Our day began with beautiful clear skies and calm seas in front of Paulet Island in the northern Weddell Sea. The morning excursion ashore featured visits with the penguin ancestors of those breeding pairs who occupied the island in 1901-02, when Captain Larsen and members of the good ship Antarctic were forced to over winter there in a crude stone hut. In the afternoon we had planned to visit Snow Hill Island, where members of the Swedish Antarctic Expedition, also from the Antarctic, spent their winter. Two things happened on our way there, however, and in true Expedition fashion we quickly devised alternate plans.

First we encountered a tabular ice berg whose dimensions were difficult to comprehend from any one angle. We had to travel around it and as we made our way we measured several sides with our radar and determined its total area as one hundred square miles! Rounding one corner we next perceived a brooding bank of fog ahead, between us and Snow Hill Island. Astutely our expedition leader, Matt Drennan, formulated plan B and decided we would stay in the sun, near our floating island of ice, and offer sight-seeing cruises aboard our Zodiacs.

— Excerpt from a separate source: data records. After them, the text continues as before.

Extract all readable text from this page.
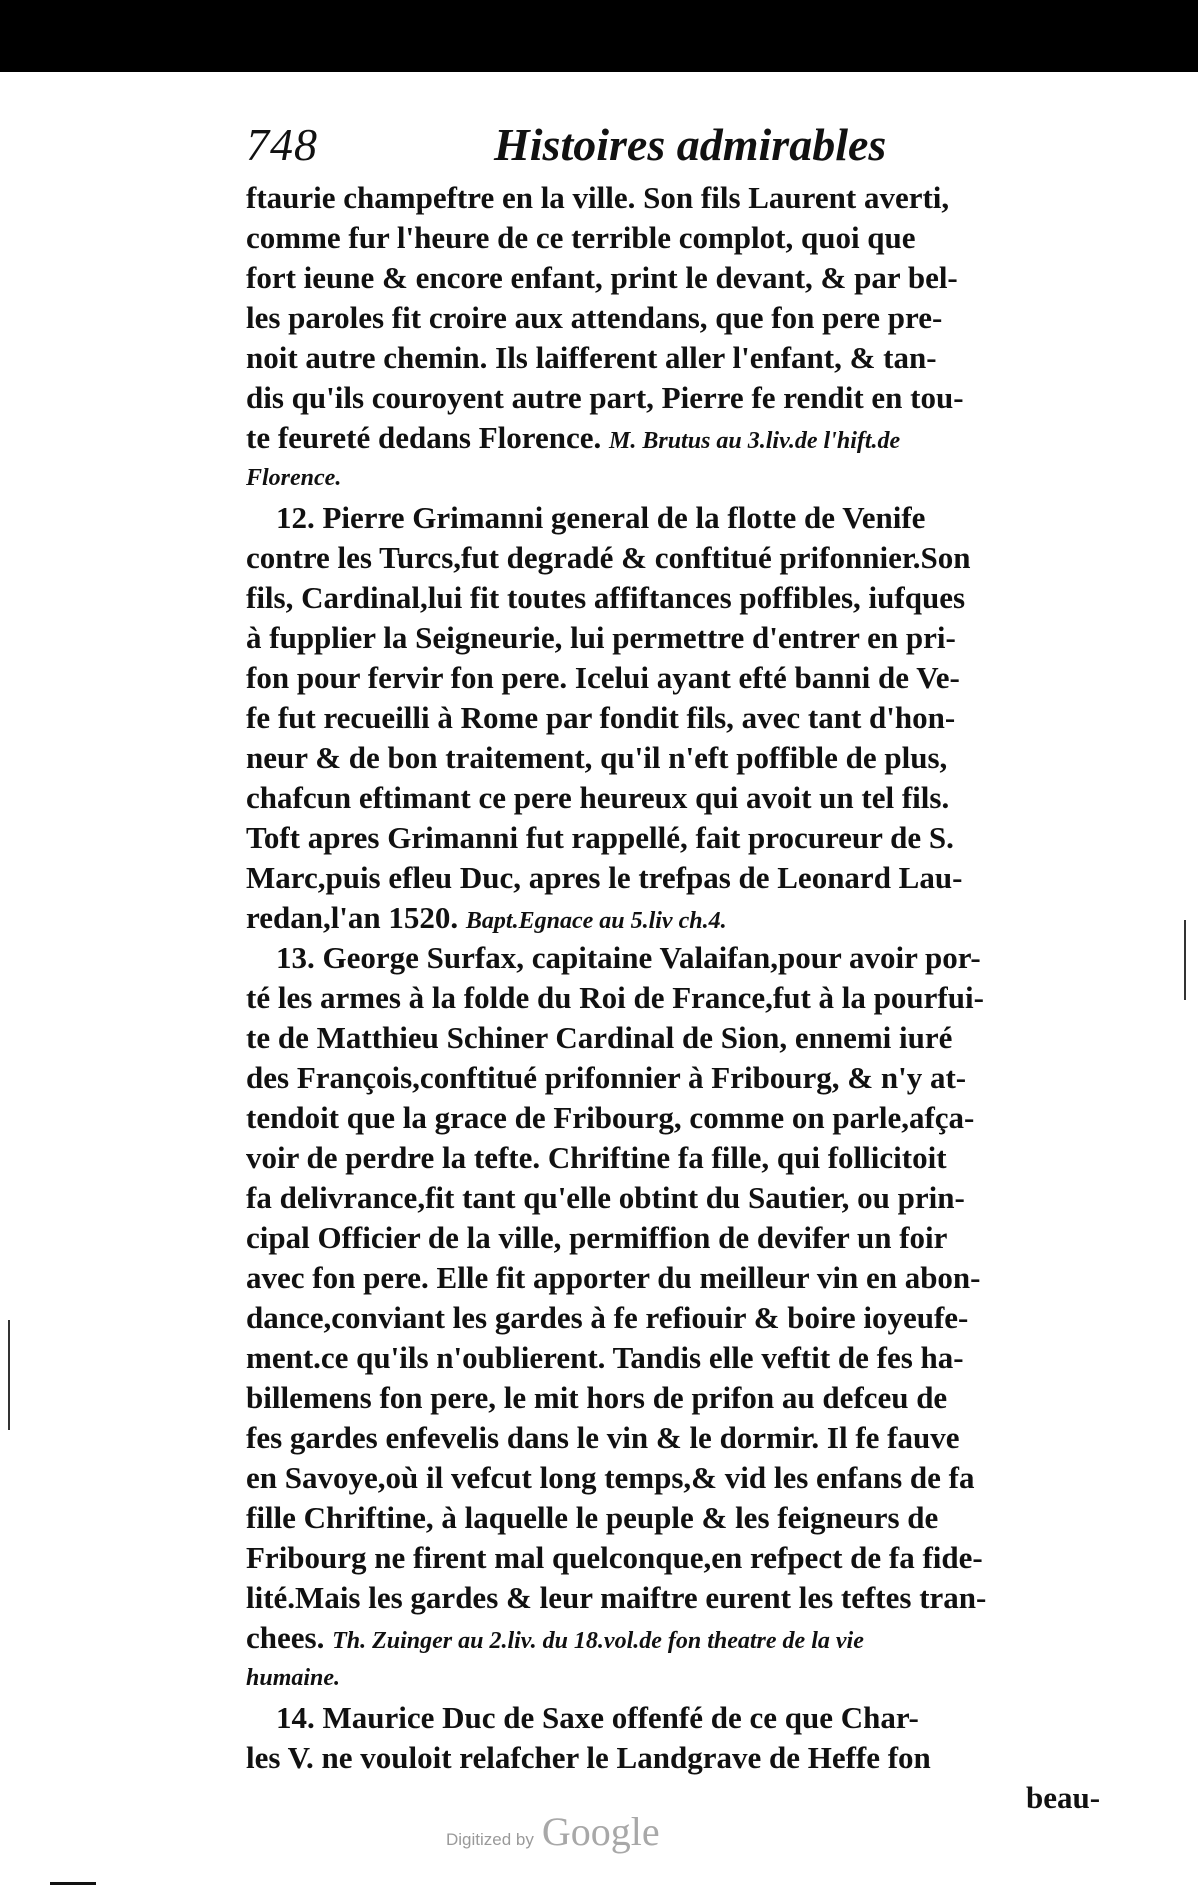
748	Histoires admirables
ftaurie champeftre en la ville. Son fils Laurent averti,
comme fur l'heure de ce terrible complot, quoi que
fort ieune & encore enfant, print le devant, & par bel-
les paroles fit croire aux attendans, que fon pere pre-
noit autre chemin. Ils laifferent aller l'enfant, & tan-
dis qu'ils couroyent autre part, Pierre fe rendit en tou-
te feureté dedans Florence. M. Brutus au 3.liv.de l'hift.de
Florence.
12. Pierre Grimanni general de la flotte de Venife
contre les Turcs,fut degradé & conftitué prifonnier.Son
fils, Cardinal,lui fit toutes affiftances poffibles, iufques
à fupplier la Seigneurie, lui permettre d'entrer en pri-
fon pour fervir fon pere. Icelui ayant efté banni de Ve-
fe fut recueilli à Rome par fondit fils, avec tant d'hon-
neur & de bon traitement, qu'il n'eft poffible de plus,
chafcun eftimant ce pere heureux qui avoit un tel fils.
Toft apres Grimanni fut rappellé, fait procureur de S.
Marc,puis efleu Duc, apres le trefpas de Leonard Lau-
redan,l'an 1520. Bapt.Egnace au 5.liv ch.4.
13. George Surfax, capitaine Valaifan,pour avoir por-
té les armes à la folde du Roi de France,fut à la pourfui-
te de Matthieu Schiner Cardinal de Sion, ennemi iuré
des François,conftitué prifonnier à Fribourg, & n'y at-
tendoit que la grace de Fribourg, comme on parle,afça-
voir de perdre la tefte. Chriftine fa fille, qui follicitoit
fa delivrance,fit tant qu'elle obtint du Sautier, ou prin-
cipal Officier de la ville, permiffion de devifer un foir
avec fon pere. Elle fit apporter du meilleur vin en abon-
dance,conviant les gardes à fe refiouir & boire ioyeufe-
ment.ce qu'ils n'oublierent. Tandis elle veftit de fes ha-
billemens fon pere, le mit hors de prifon au defceu de
fes gardes enfevelis dans le vin & le dormir. Il fe fauve
en Savoye,où il vefcut long temps,& vid les enfans de fa
fille Chriftine, à laquelle le peuple & les feigneurs de
Fribourg ne firent mal quelconque,en refpect de fa fide-
lité.Mais les gardes & leur maiftre eurent les teftes tran-
chees. Th. Zuinger au 2.liv. du 18.vol.de fon theatre de la vie
humaine.
14. Maurice Duc de Saxe offenfé de ce que Char-
les V. ne vouloit relafcher le Landgrave de Heffe fon
beau-
Digitized by Google
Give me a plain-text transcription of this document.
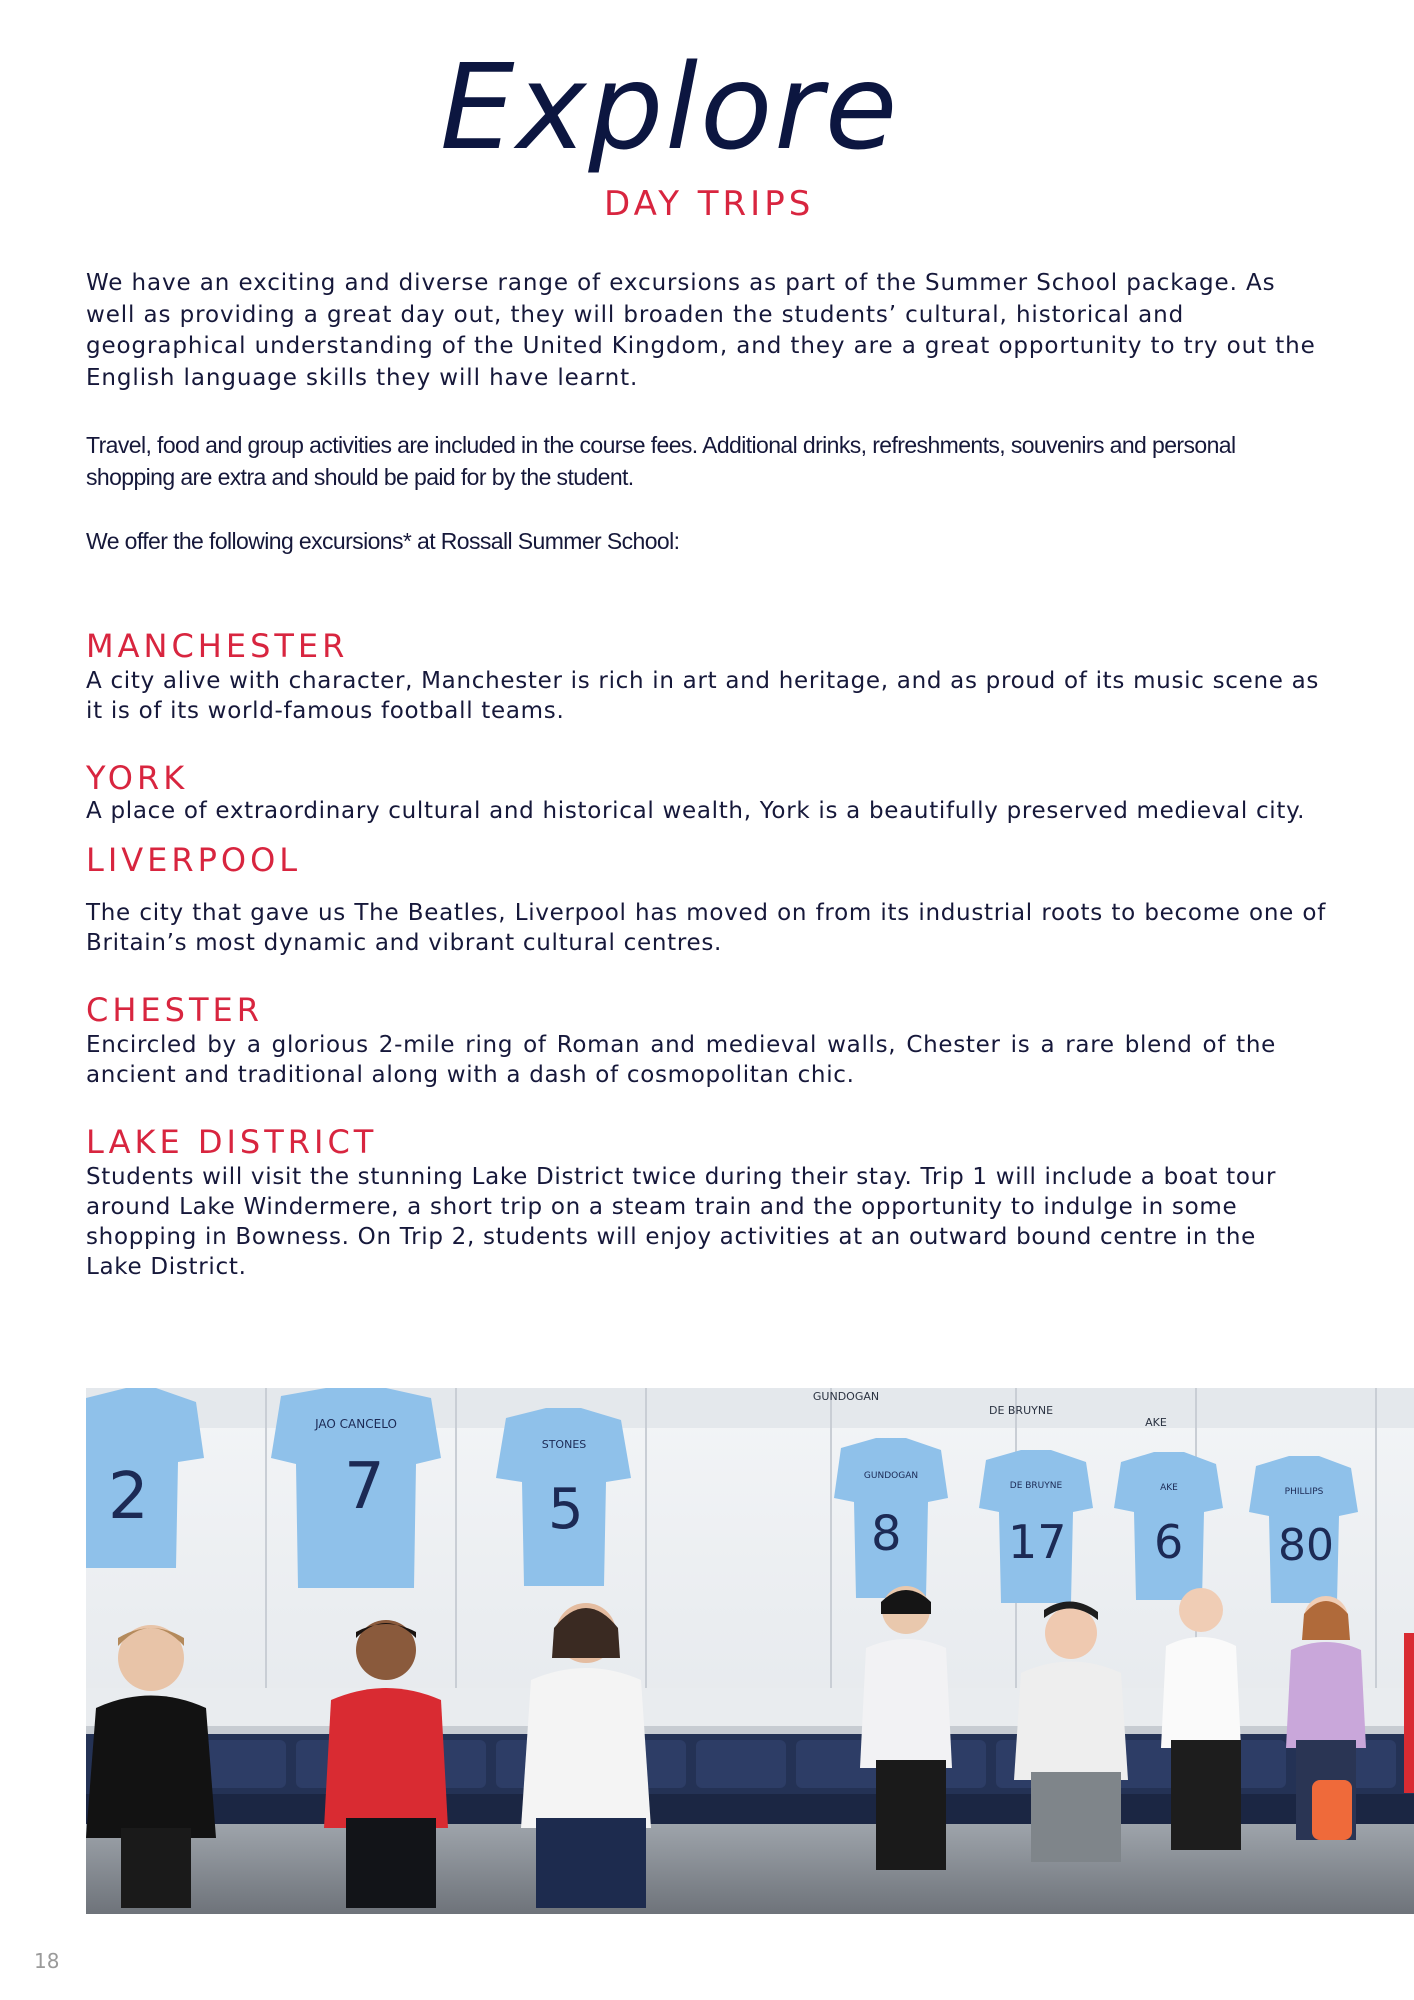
Explore
DAY TRIPS

We have an exciting and diverse range of excursions as part of the Summer School package. As well as providing a great day out, they will broaden the students’ cultural, historical and geographical understanding of the United Kingdom, and they are a great opportunity to try out the English language skills they will have learnt.

Travel, food and group activities are included in the course fees. Additional drinks, refreshments, souvenirs and personal shopping are extra and should be paid for by the student.

We offer the following excursions* at Rossall Summer School:

MANCHESTER

A city alive with character, Manchester is rich in art and heritage, and as proud of its music scene as it is of its world-famous football teams.

YORK

A place of extraordinary cultural and historical wealth, York is a beautifully preserved medieval city.

LIVERPOOL

The city that gave us The Beatles, Liverpool has moved on from its industrial roots to become one of Britain’s most dynamic and vibrant cultural centres.

CHESTER

Encircled by a glorious 2-mile ring of Roman and medieval walls, Chester is a rare blend of the ancient and traditional along with a dash of cosmopolitan chic.

LAKE DISTRICT

Students will visit the stunning Lake District twice during their stay. Trip 1 will include a boat tour around Lake Windermere, a short trip on a steam train and the opportunity to indulge in some shopping in Bowness. On Trip 2, students will enjoy activities at an outward bound centre in the Lake District.

GUNDOGAN
DE BRUYNE
AKE
2
JAO CANCELO
7
STONES
5
GUNDOGAN
8
DE BRUYNE
17
AKE
6
PHILLIPS
80
18
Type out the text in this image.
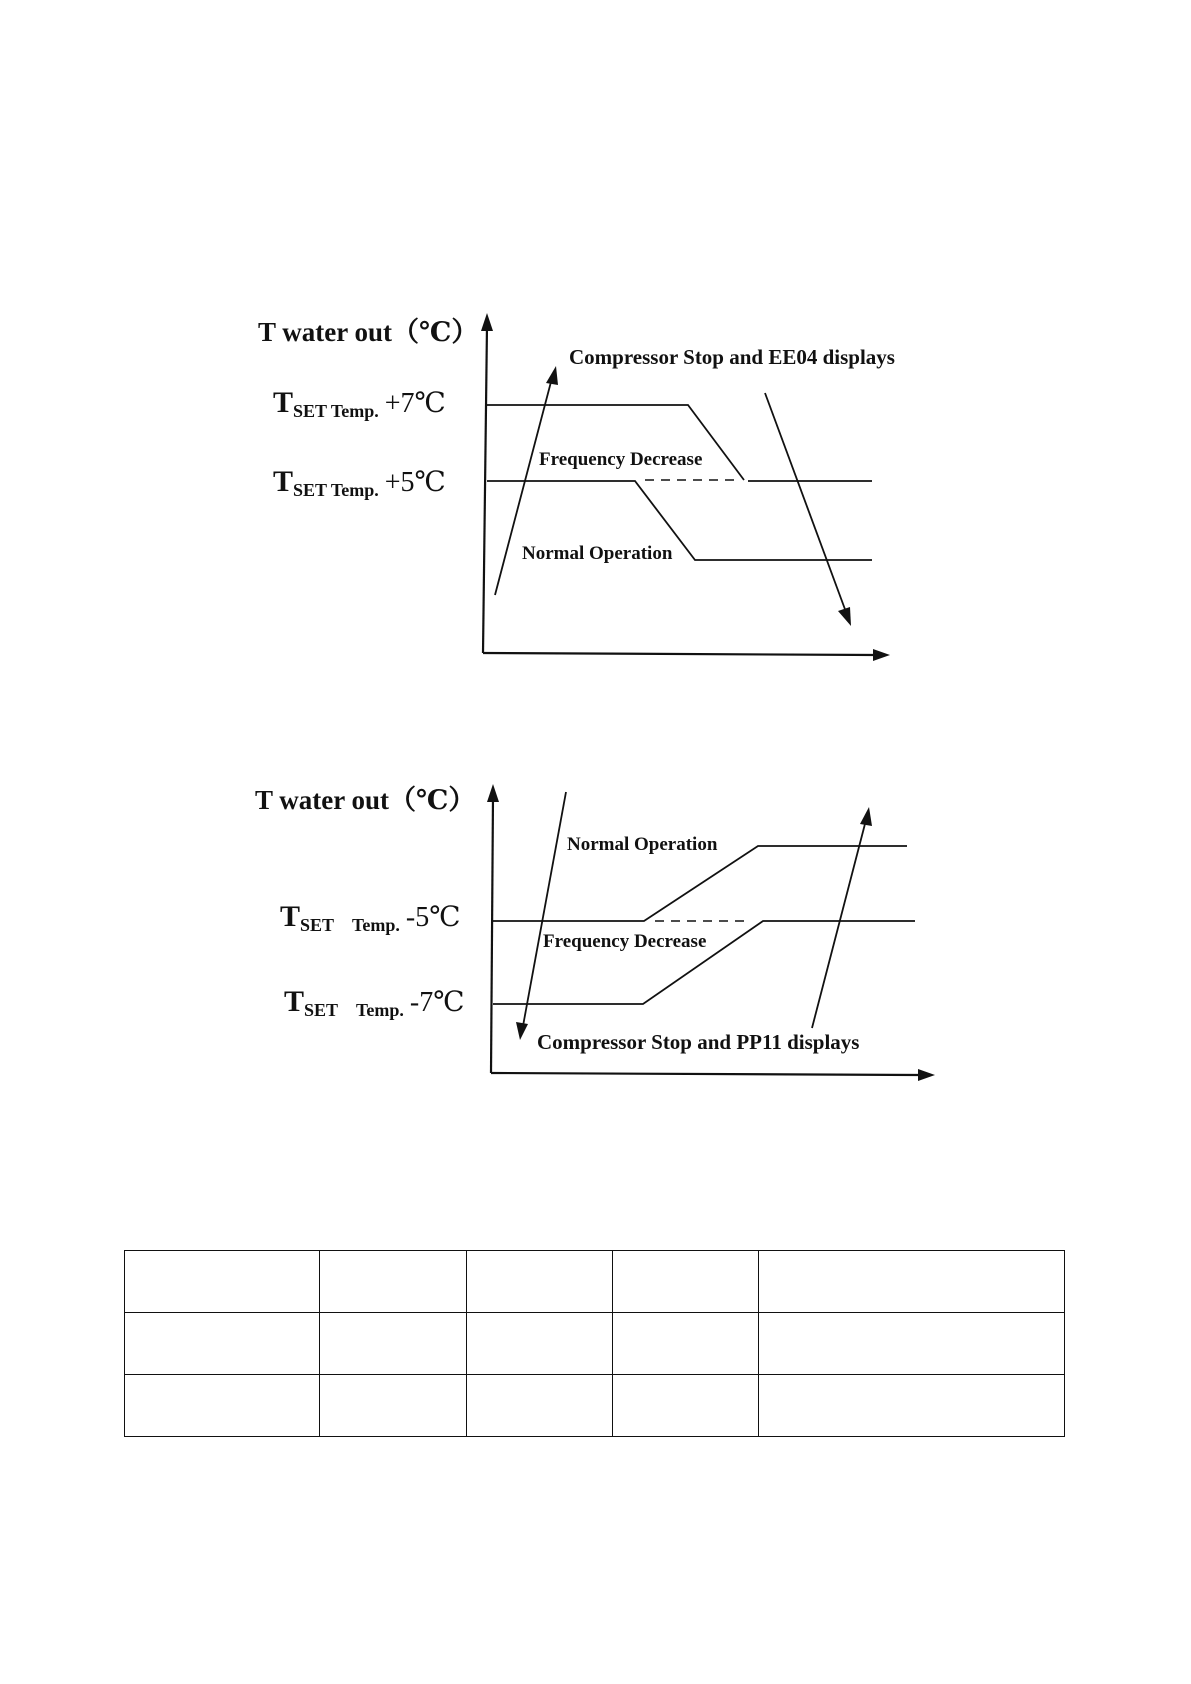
T water out（℃）
TSET Temp. +7℃
TSET Temp. +5℃
Compressor Stop and EE04 displays
Frequency Decrease
Normal Operation
T water out（℃）
TSET Temp. -5℃
TSET Temp. -7℃
Normal Operation
Frequency Decrease
Compressor Stop and PP11 displays
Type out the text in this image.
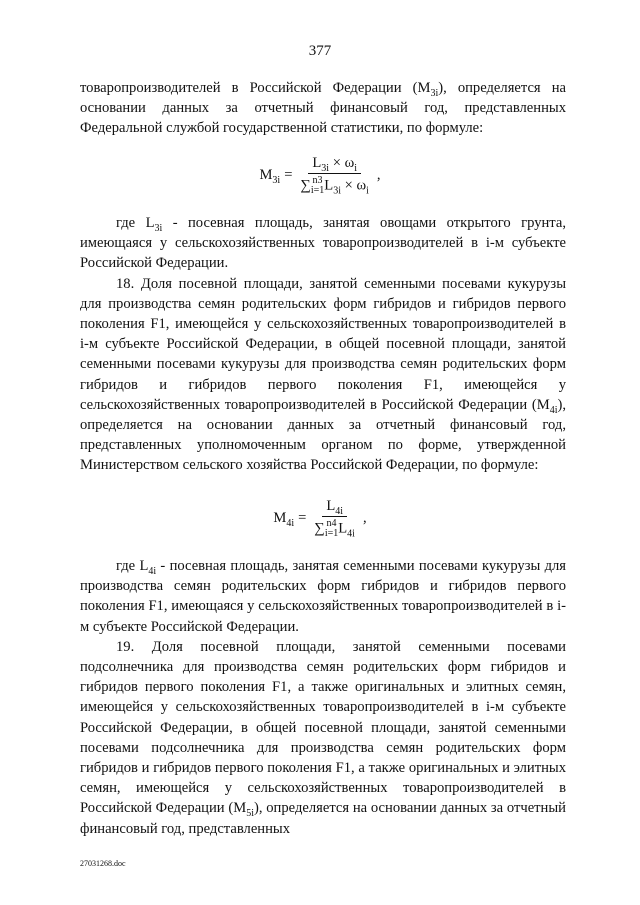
377

товаропроизводителей в Российской Федерации $(M_{3i})$, определяется на основании данных за отчетный финансовый год, представленных Федеральной службой государственной статистики, по формуле:

$M_{3i} = L_{3i} \times \omega_i$
∑ n3
i=1 $L_{3i} \times \omega_i$ ,

где $L_{3i}$ - посевная площадь, занятая овощами открытого грунта, имеющаяся у сельскохозяйственных товаропроизводителей в i-м субъекте Российской Федерации.

18. Доля посевной площади, занятой семенными посевами кукурузы для производства семян родительских форм гибридов и гибридов первого поколения F1, имеющейся у сельскохозяйственных товаропроизводителей в i-м субъекте Российской Федерации, в общей посевной площади, занятой семенными посевами кукурузы для производства семян родительских форм гибридов и гибридов первого поколения F1, имеющейся у сельскохозяйственных товаропроизводителей в Российской Федерации $(M_{4i})$, определяется на основании данных за отчетный финансовый год, представленных уполномоченным органом по форме, утвержденной Министерством сельского хозяйства Российской Федерации, по формуле:

$M_{4i} = L_{4i}$
∑ n4
i=1 $L_{4i}$ ,

где $L_{4i}$ - посевная площадь, занятая семенными посевами кукурузы для производства семян родительских форм гибридов и гибридов первого поколения F1, имеющаяся у сельскохозяйственных товаропроизводителей в i-м субъекте Российской Федерации.

19. Доля посевной площади, занятой семенными посевами подсолнечника для производства семян родительских форм гибридов и гибридов первого поколения F1, а также оригинальных и элитных семян, имеющейся у сельскохозяйственных товаропроизводителей в i-м субъекте Российской Федерации, в общей посевной площади, занятой семенными посевами подсолнечника для производства семян родительских форм гибридов и гибридов первого поколения F1, а также оригинальных и элитных семян, имеющейся у сельскохозяйственных товаропроизводителей в Российской Федерации $(M_{5i})$, определяется на основании данных за отчетный финансовый год, представленных

27031268.doc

It quickly became apparent that a large amount of wildlife also favored plan B. Minke and humpback whales were busy feeding in the diatom and krill rich waters and we delayed the start of our Zodiac tours to watch them from the platform of the Endeavour. Soon we had our full complement of guests in the Zodiacs and began touring the many smaller ice bergs and bergy bits that dotted the waters. Antarctic fur seals were abundant as were Arctic and Antarctic terns, snow petrels and the occasional giant petrel. Crabeater seals occupied some floes but most impressive were the several leopard seals, one of them pictured here, that were lounging on the ice. Leopard seals are notorious for hanging around penguin colonies and ambushing the birds just offshore as they return from the ocean to their nests. This seal is built for the job with its massive head and powerful jaws, and eleven feet of lithe, muscular body. Just resting here, it showed some interest in us but remained unperturbed as several Zodiacs took turns observing it from a respectful distance. The abundance of life around the giant block of floating ice (not the one in the picture, by the way), impressed us all and made a perfect ending to an already perfect day.